Par ailleurs, Calyxt affirme dans sa lettre que les transgènes sont absents de la plante génétiquement modifiée qui sera commercialisée. Le ministère reprend à son compte cette affirmation, sans avoir vu les analyses qui permettent à Calyxt de l’affirmer [5]. Des mutations liées à certaines étapes techniques de modification génétique sont-elles présentes ? Les analyses de séquences conduites par Calyxt sont-elles exhaustives ? Le ministère ne saurait finalement pas le dire…

Retrouvera-t-on ce blé dans l’UE ?

Dans son communiqué de presse du 21 mars 2018, Calyxt annonce que ce blé est sur « des rails d’une commercialisation à partir de 2020/2021 » [6]. Pourra-t-il être exporté vers l’Union européenne ? L’importation d’un tel blé pourrait ne pas échapper à un encadrement en Europe. Ce qui explique peut-être la prise de position de Bernice Slutsky de l’Association étasunienne de commerce des semences qui explique en effet avoir « le sentiment que [les plantes génétiquement « éditées » – comprenez obtenues par les nouvelles techniques… ndlr] ne devraient pas être traitées comme des OGM »… Sauf que dans le cas de ce blé, son « matériel génétique a été modifié d’une manière qui ne s’effectue pas naturellement par multiplication et/ou par recombinaison naturelle » : or c’est ainsi que la directive européenne 2001/18 définit ce qu’est un OGM. Il doit donc en théorie être considéré comme OGM, et donc évalué et autorisé à l’importation en Europe, puis étiqueté comme OGM. Sous réserve bien sûr que l’Union européenne dispose des outils (analyse biologique et/ou documents) nécessaires pour le détecter et le tracer alors même qu’il ne contient – théoriquement – plus de transgène.

Il reste maintenant à suivre les étapes que ce blé et son prédécesseur, un blé génétiquement modifié par Calyxt pour résister au mildiou selon le même procédé, franchiront en vue d’une éventuelle commercialisation. Et surtout d’observer les réactions de la filière blé et des gouvernements aux États-Unis et ailleurs dans le monde. On se souvient en effet que l’annonce de la mise au point d’un blé GM avait déchaîné un tollé international de protestations [7]

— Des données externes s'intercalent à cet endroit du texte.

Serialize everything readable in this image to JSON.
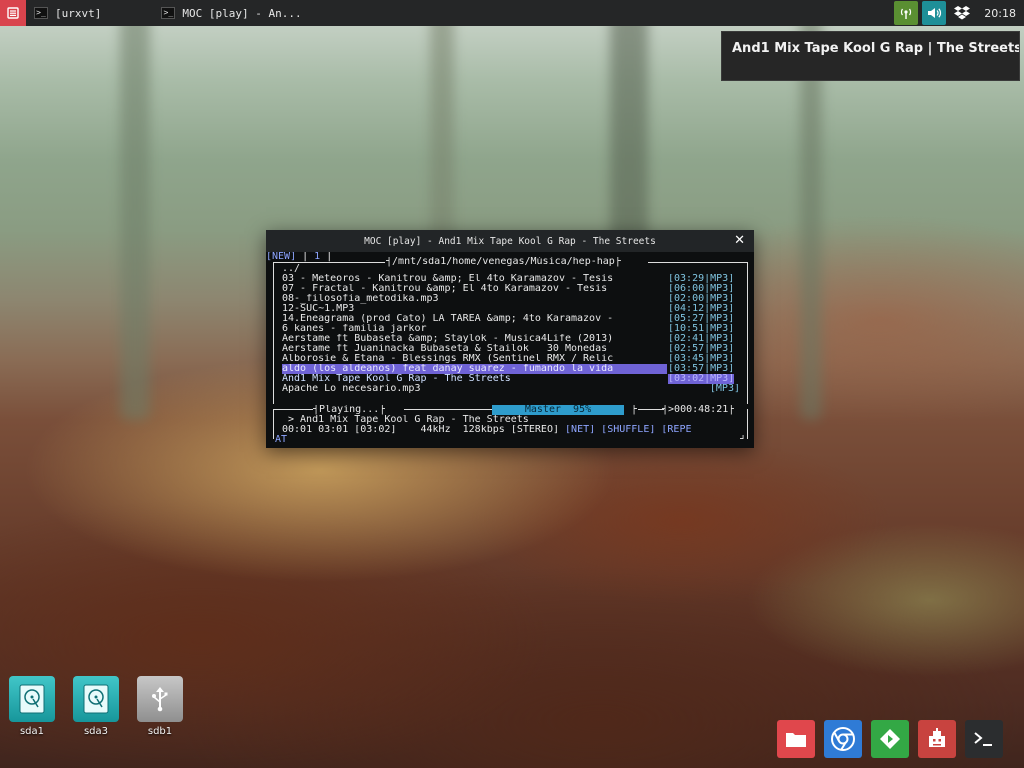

[2La technique de culture d’embryons immatures permet d’éviter la phase de maturation de la graine. En effet, par cette technique, les embryons sont prélevés quelques jours après la fécondation et non à maturité de la graine et cela permet ainsi de réaliser plusieurs générations par an.

[4L’USDA n’a pas répondu à nos sollicitations d’informations plus détaillées.

[5L’USDA dit n’avoir reçu que cette lettre et celle-ci ne contenait aucun résultat d’analyses.